Here’s an interesting tort case I ran across recently, Mangold v. Ind. Dept. of Natural Resources (Ind. 2001):
On March 12, 1997, a Department of Natural Resources (“DNR”) conservation officer conducted a hunter education class for students at Switzerland County Junior High School. The program was part of the school’s science curriculum and addressed firearm safety. While instructing the class, the officer dismantled a shotgun shell, showed the students the component parts, and explained what the parts do when the gun is fired. Among other things, the officer told the students that when the firing pin strikes the primer, the primer “sparks” setting fire to the powder. The officer also warned the students that they should never handle ammunition unless accompanied by an adult.
Twelve-year-old Matthew Mangold attended the class. After school, Matthew and his brother partially disassembled one of their father’s shotgun shells. With his brother holding the shell with pliers, Matthew struck the firing pin with a hammer and chisel. Rather than causing a “spark” as Matthew expected, the shell exploded with a fragment striking Matthew in the face and leaving him blind in the left eye.

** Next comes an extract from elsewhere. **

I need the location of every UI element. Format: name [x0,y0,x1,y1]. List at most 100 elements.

Acting as next friend, Matthew’s father filed a complaint for negligence against DNR as well as Switzerland County School Corporation …. The complaint alleged that DNR was negligent in its instruction on firearm safety and School was negligent in its supervision of the officer.
I read plaintiff’s brief for rehearing, and the essence of Mangold’s complaint was that “Officer Groover explained how ammunition works. He explained that a primer struck by a blunt firing pin ‘ignites.’ Groover testified in his deposition that he never used the word ‘explodes.'” The court unanimously held that a jury could find Groover’s conduct negligent.
Three of the five Justices said that these particular defendants — because they were government entities — couldn’t be liable: Under Indiana law, the old “contributory negligence” rule, under which a plaintiff is barred from recovery even if he were only slightly negligent himself, still applies to actions against the government, and here Matthew Mangold was indeed negligent. But it follows that a similar scenario in which a nongovernmental employee were giving the firearms safety talk, or in which it was given at a private school, could lead to liability for the speaker or the school.